There are many types of code that are significantly longer in C# or java than in C, just because C lets you do crazy things with memory mapping.

To get more terse code, you need to switch from the C family of sytax imo.




There are plenty of C family syntax languages that are more compact. The main reason why Go is very verbose is because it doesn't support generics (so you have to duplicate a lot of code) and no exceptions (so your code is littered with

    ok, err := Foo()
    if err { ... }
and then the caller has to do the same thing (basically reinventing manually what exceptions do for you).


Absent exceptions, for quick-and-dirty stuff I wish Go had a mode like Bash's 'set -e', which just aborts on any error return from any call.
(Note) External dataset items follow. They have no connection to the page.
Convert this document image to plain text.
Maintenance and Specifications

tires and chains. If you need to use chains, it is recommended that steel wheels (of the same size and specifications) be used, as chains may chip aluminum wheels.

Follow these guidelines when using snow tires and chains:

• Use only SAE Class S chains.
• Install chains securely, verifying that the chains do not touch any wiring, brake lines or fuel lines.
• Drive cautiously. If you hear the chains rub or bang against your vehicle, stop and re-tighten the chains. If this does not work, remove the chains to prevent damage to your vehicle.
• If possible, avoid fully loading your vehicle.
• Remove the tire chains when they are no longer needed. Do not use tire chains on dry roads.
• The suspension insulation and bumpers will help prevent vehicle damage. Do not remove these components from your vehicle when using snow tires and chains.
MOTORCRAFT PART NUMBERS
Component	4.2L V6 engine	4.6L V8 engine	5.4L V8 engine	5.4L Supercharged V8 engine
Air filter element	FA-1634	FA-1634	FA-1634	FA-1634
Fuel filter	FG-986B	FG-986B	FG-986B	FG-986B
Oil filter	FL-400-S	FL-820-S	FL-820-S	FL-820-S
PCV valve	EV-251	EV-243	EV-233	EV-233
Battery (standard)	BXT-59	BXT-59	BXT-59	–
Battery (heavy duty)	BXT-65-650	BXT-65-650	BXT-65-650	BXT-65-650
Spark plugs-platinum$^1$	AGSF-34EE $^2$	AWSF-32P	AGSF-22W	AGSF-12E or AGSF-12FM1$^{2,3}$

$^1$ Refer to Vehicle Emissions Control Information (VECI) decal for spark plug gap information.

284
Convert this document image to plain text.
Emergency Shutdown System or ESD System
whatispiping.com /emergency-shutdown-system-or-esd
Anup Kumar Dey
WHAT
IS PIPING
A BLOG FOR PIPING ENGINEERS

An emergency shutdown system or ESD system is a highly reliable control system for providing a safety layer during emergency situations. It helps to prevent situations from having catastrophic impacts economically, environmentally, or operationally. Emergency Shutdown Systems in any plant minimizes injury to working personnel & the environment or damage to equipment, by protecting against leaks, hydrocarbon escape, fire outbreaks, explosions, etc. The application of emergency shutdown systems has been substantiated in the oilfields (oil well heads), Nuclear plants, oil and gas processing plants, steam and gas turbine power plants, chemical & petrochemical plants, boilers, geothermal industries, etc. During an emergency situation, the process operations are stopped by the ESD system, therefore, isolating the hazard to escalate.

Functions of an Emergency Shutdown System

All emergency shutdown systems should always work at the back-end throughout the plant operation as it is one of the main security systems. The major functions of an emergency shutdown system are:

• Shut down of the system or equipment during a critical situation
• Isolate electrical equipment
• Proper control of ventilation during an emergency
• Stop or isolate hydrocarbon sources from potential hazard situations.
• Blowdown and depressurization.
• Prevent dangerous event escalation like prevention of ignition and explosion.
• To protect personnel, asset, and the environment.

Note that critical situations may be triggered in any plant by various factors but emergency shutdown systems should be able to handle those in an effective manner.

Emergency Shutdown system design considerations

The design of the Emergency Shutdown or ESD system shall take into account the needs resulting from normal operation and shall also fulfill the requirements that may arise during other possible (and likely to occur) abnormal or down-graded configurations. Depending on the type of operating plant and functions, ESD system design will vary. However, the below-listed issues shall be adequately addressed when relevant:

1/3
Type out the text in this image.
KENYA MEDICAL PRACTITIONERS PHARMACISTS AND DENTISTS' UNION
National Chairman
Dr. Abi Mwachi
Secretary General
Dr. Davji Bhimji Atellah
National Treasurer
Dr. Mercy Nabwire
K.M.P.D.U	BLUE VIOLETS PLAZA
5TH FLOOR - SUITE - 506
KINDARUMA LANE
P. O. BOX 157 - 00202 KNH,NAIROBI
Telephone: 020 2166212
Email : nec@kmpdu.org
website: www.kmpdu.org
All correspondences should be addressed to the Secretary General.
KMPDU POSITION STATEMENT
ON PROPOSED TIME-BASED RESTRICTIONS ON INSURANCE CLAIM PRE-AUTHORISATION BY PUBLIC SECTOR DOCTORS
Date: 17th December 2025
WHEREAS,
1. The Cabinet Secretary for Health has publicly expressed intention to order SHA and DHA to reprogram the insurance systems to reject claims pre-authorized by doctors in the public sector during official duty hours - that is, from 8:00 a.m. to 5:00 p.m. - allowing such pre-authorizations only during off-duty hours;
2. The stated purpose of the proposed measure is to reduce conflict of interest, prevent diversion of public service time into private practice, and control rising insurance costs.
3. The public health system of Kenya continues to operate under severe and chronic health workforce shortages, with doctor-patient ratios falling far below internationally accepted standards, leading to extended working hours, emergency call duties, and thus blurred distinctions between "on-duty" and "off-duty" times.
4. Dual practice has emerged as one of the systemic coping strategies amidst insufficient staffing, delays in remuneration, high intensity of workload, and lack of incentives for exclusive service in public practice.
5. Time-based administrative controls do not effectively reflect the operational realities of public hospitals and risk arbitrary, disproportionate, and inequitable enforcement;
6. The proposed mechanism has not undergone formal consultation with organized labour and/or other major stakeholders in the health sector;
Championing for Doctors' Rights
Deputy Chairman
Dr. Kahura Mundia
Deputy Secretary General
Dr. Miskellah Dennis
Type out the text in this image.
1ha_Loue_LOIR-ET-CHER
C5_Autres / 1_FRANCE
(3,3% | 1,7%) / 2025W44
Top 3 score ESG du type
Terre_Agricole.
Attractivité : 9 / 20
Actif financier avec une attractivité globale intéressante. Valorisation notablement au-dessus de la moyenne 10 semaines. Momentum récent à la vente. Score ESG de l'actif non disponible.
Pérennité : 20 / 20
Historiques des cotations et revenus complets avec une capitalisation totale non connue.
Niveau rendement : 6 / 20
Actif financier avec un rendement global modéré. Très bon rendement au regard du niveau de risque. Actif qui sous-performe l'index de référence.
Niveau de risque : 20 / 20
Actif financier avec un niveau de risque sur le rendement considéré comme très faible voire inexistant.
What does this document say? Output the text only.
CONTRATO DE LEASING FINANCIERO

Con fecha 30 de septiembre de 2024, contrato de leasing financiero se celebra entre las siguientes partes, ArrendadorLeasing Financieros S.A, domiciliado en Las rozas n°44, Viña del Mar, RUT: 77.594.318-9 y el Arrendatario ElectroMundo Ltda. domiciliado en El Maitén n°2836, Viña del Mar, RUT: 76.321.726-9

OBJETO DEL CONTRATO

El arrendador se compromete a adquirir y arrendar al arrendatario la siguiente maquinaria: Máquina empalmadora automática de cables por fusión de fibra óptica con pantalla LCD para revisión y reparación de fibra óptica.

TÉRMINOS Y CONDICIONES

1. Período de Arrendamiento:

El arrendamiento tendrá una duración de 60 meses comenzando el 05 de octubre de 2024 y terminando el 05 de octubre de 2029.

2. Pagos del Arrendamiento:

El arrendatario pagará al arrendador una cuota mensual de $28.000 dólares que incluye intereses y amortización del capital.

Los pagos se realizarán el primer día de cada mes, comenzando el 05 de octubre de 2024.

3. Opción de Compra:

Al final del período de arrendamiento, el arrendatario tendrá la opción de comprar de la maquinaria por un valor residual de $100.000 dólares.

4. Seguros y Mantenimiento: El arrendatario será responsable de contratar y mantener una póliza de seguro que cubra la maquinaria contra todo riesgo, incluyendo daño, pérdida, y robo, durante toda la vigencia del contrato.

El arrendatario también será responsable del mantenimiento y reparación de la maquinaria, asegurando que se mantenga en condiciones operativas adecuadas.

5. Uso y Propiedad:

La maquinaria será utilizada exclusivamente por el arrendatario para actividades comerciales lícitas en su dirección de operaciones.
When the only thing you want to do on errors is abort the program, it's really tedious to write that same "if err, exit" after every function call. But perhaps the golang people's answer would be that for those kinds of quick-and-dirty programs, I should be using a shell script anyway, not Go? Or maybe Perl, which does require an explicit check, but uses a compact idiom for it, f() or die;


Yeah, I'd quite like an `or die;` equivalent, as I've run into the same thing as you: scripts that can't do anything if the chain of commands fails anywhere. I have written functions that do the same thing: xOrDie(), but it's a bit sucky.

As far as "Why Go for shell scripts?" I actually think Go is pretty well suited to shell scripts (aside from no or die): getting stdout/stderr pipes set up is pretty trivial with the exec package. There must be anecdotal law somewhere that states that all shell scripts tend to Turing completeness over time: what starts with "oh, a small shell script would do this" always ends up growing to a full blown 1000+ line program with multiple code paths. Writing the first script in Go is a piece of defensive programming so that when it inevitably grows, it's growing into a language that better supports its size (static typing, readability, libraries etc.) It's probably overkill for personal stuff, but it is probably the right hammer for the job over time when it comes to corporate work.